Esperienza laboratoriale per 120 laureandi, “un respiro corale di tutto il Dipartimento”

Esperienza laboratoriale per 120 laureandi, “un respiro corale di tutto il Dipartimento”

Architettura: i lavori saranno esposti dal 10 giugno fino all’inizio del prossimo anno accademico

Dal 5 al 9 giugno circa 120 studentesse e studenti dell’ultimo anno dei Corsi di Laurea in Scienze dell’architettura, Architettura quinquennale e Progettazione architettonica saranno impegnati contemporaneamente in vari laboratori dal mattino al pomeriggio inoltrato. Il dieci giugno, poi, i prodotti di quest’attività saranno esposti nel Dipartimento. “L’iniziativa – dice il prof. Nicola Flora, Coordinatore del Corso di Laurea Triennale, docente di Progettazione, che per primo ha lanciato la proposta, poi condivisa dalle prof.sse Maria Cerreta e Marella Santangelo, al timone degli altri due Corsi – è nata dall’idea e dalla volontà di fornire agli studenti degli ultimi anni che si apprestano a discutere la tesi l’opportunità di esperienze laboratoriali intensive. Una sorta di anticipazione di quello che probabilmente andranno poi a svolgere negli studi professionali dopo il conseguimento della laurea”.

Sono stati coinvolti nell’avventura docenti di tutte le aree disciplinari – progettazione, restauro, urbanistica, solo per citarne alcune – e numerosi dottorandi. “Sarà una settimana di lavoro intenso”, prevede Flora. Quella dei workshop e delle attività di laboratorio non è certo una novità, ma una tradizione consolidata ad Architettura. “La peculiarità di questa iniziativa – precisa però il professore – è che nasce dalla collaborazione dell’intero Dipartimento. La partecipazione di tutti e l’interdisciplinarietà dei temi che sono stati individuati sono il valore aggiunto. Contiamo di ripetere questa esperienza anche in futuro, magari in momenti differenti dell’anno accademico. Per ora partiamo e vediamo come andrà”.

Circa 120, si diceva, gli studenti che si sono iscritti alle attività, le quali frutteranno quattro crediti formativi ad ognuno. “La platea potenziale era di 240 ragazze e ragazzi, se consideriamo tutti quelli che sono all’ultimo anno dei tre Corsi di Laurea. Circa la metà ha aderito alla nostra proposta. Non è male e sono numeri tali da consentire ai docenti ed ai dottorandi impegnati nei laboratori di seguire bene ogni studente impegnato nelle attività. In questo tipo di didattica è essenziale”. Sabato 10 giugno i pannelli dei progetti frutto dei laboratori saranno montati negli spazi comuni del terzo e quarto piano della sede di Via Forno Vecchio 36, sotto il coordinamento dei docenti.

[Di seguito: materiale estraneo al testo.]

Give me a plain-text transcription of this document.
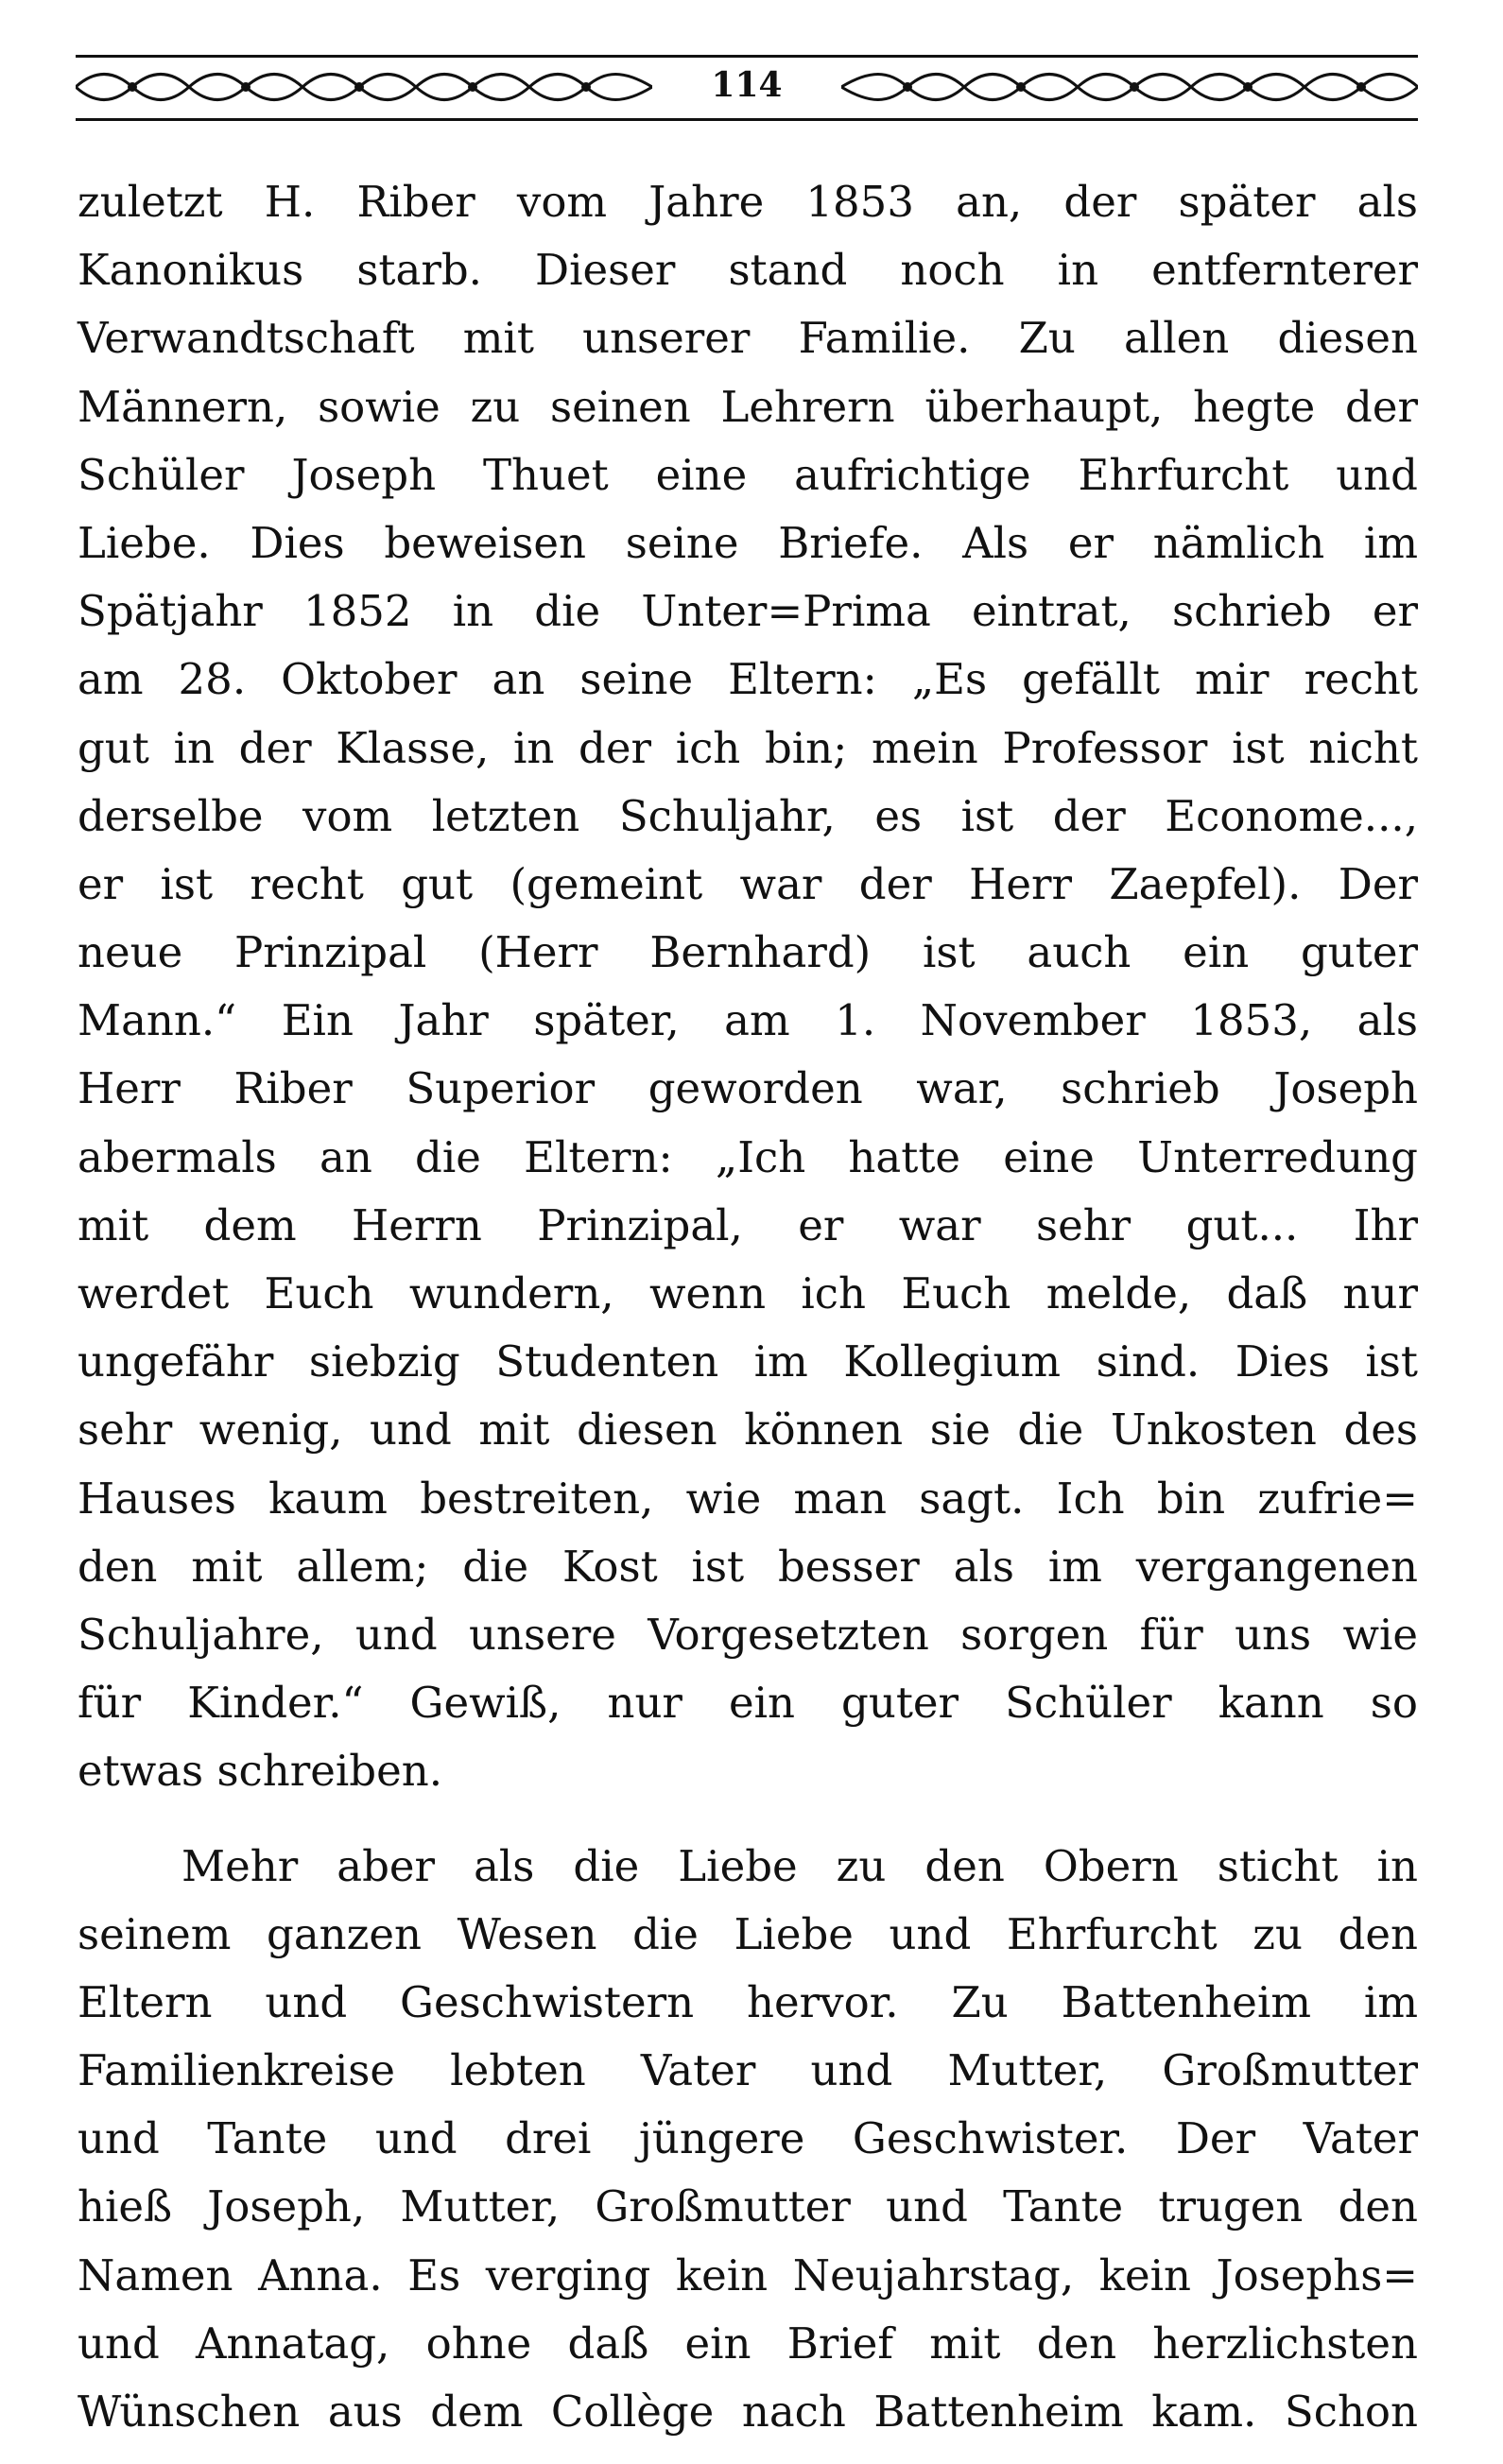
114
zuletzt H. Riber vom Jahre 1853 an, der später als
Kanonikus starb. Dieser stand noch in entfernterer
Verwandtschaft mit unserer Familie. Zu allen diesen
Männern, sowie zu seinen Lehrern überhaupt, hegte der
Schüler Joseph Thuet eine aufrichtige Ehrfurcht und
Liebe. Dies beweisen seine Briefe. Als er nämlich im
Spätjahr 1852 in die Unter=Prima eintrat, schrieb er
am 28. Oktober an seine Eltern: „Es gefällt mir recht
gut in der Klasse, in der ich bin; mein Professor ist nicht
derselbe vom letzten Schuljahr, es ist der Econome...,
er ist recht gut (gemeint war der Herr Zaepfel). Der
neue Prinzipal (Herr Bernhard) ist auch ein guter
Mann.“ Ein Jahr später, am 1. November 1853, als
Herr Riber Superior geworden war, schrieb Joseph
abermals an die Eltern: „Ich hatte eine Unterredung
mit dem Herrn Prinzipal, er war sehr gut... Ihr
werdet Euch wundern, wenn ich Euch melde, daß nur
ungefähr siebzig Studenten im Kollegium sind. Dies ist
sehr wenig, und mit diesen können sie die Unkosten des
Hauses kaum bestreiten, wie man sagt. Ich bin zufrie=
den mit allem; die Kost ist besser als im vergangenen
Schuljahre, und unsere Vorgesetzten sorgen für uns wie
für Kinder.“ Gewiß, nur ein guter Schüler kann so
etwas schreiben.
Mehr aber als die Liebe zu den Obern sticht in
seinem ganzen Wesen die Liebe und Ehrfurcht zu den
Eltern und Geschwistern hervor. Zu Battenheim im
Familienkreise lebten Vater und Mutter, Großmutter
und Tante und drei jüngere Geschwister. Der Vater
hieß Joseph, Mutter, Großmutter und Tante trugen den
Namen Anna. Es verging kein Neujahrstag, kein Josephs=
und Annatag, ohne daß ein Brief mit den herzlichsten
Wünschen aus dem Collège nach Battenheim kam. Schon
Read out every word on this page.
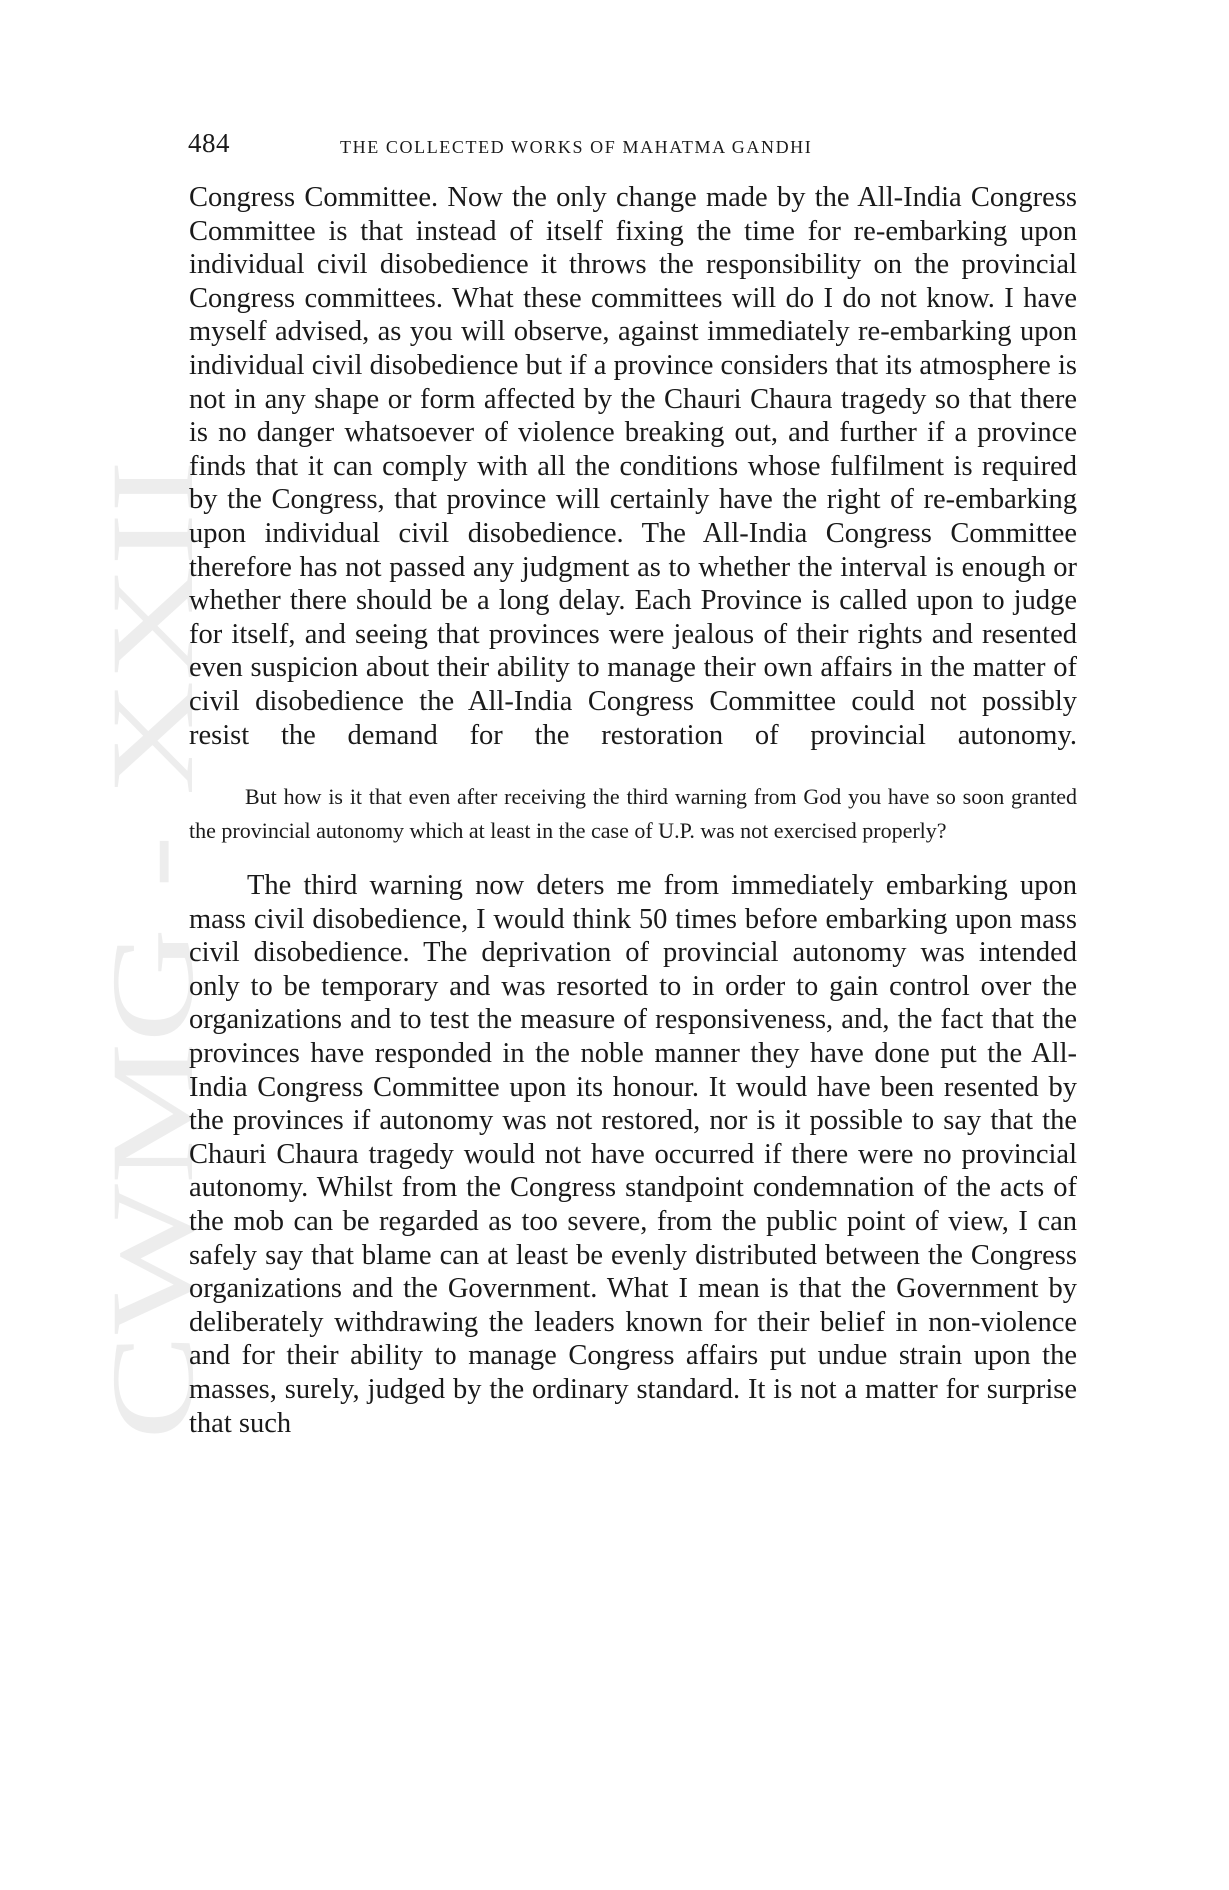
CWMG - XXII
484	THE COLLECTED WORKS OF MAHATMA GANDHI

Congress Committee. Now the only change made by the All-India Congress Committee is that instead of itself fixing the time for re-embarking upon individual civil disobedience it throws the responsibility on the provincial Congress committees. What these committees will do I do not know. I have myself advised, as you will observe, against immediately re-embarking upon individual civil disobedience but if a province considers that its atmosphere is not in any shape or form affected by the Chauri Chaura tragedy so that there is no danger whatsoever of violence breaking out, and further if a province finds that it can comply with all the conditions whose fulfilment is required by the Congress, that province will certainly have the right of re-embarking upon individual civil disobedience. The All-India Congress Committee therefore has not passed any judgment as to whether the interval is enough or whether there should be a long delay. Each Province is called upon to judge for itself, and seeing that provinces were jealous of their rights and resented even suspicion about their ability to manage their own affairs in the matter of civil disobedience the All-India Congress Committee could not possibly resist the demand for the restoration of provincial autonomy.

But how is it that even after receiving the third warning from God you have so soon granted the provincial autonomy which at least in the case of U.P. was not exercised properly?

The third warning now deters me from immediately embarking upon mass civil disobedience, I would think 50 times before embarking upon mass civil disobedience. The deprivation of provincial autonomy was intended only to be temporary and was resorted to in order to gain control over the organizations and to test the measure of responsiveness, and, the fact that the provinces have responded in the noble manner they have done put the All-India Congress Committee upon its honour. It would have been resented by the provinces if autonomy was not restored, nor is it possible to say that the Chauri Chaura tragedy would not have occurred if there were no provincial autonomy. Whilst from the Congress standpoint condemnation of the acts of the mob can be regarded as too severe, from the public point of view, I can safely say that blame can at least be evenly distributed between the Congress organizations and the Government. What I mean is that the Government by deliberately withdrawing the leaders known for their belief in non-violence and for their ability to manage Congress affairs put undue strain upon the masses, surely, judged by the ordinary standard. It is not a matter for surprise that such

La mostra resterà aperta fino all’inizio del nuovo anno accademico. “Teniamo molto – sottolinea Flora – a rendere visibile e valorizzare ciò che si fa e si produce nelle classi. Non eravamo abituati a tenere i materiali di progetto negli spazi comuni, ma le cose ora stanno cambiando. Gli ultimi due Direttori del Dipartimento hanno incrementato l’utilizzo degli spazi aperti e coperti, che sono diventati luoghi da vivere”.

Tra i temi dei laboratori che impegneranno gli studenti: la progettazione di un capanno leggero in legno ed acciaio da collocare a Capodimonte (un’area di aranceto adiacente alla chiesa dell’Immacolata), eventualmente removibile, finalizzato ad ospitare in maniera temporanea e per brevi periodi di tempo artisti ospiti di associazioni e istituzioni; la sistemazione dello scavo delle Mura greche di Piazza Bellini affrontando le questioni della protezione dell’archeologia e della sua accessibilità; la progettazione dei modelli di alcuni ‘costumi plastici’ che rappresentino ‘uomini della folla’ travestiti da città di Napoli; i rilievi su una masseria del ’600 e su un edificio allo stato di rudere, con l’obiettivo di capirne il funzionamento, restituirli graficamente, individuarne ed interpretarne i dissesti e le forme di degrado. “Gli spunti non mancano – conclude Flora – ed il lavoro che attende docenti, dottorandi e studenti è impegnativo. Sarà come un respiro corale di tutto il Dipartimento e aiuterà a creare quello spirito di squadra, quel senso di comunità e di appartenenza che sono molto importanti all’interno di una scuola di Architettura”.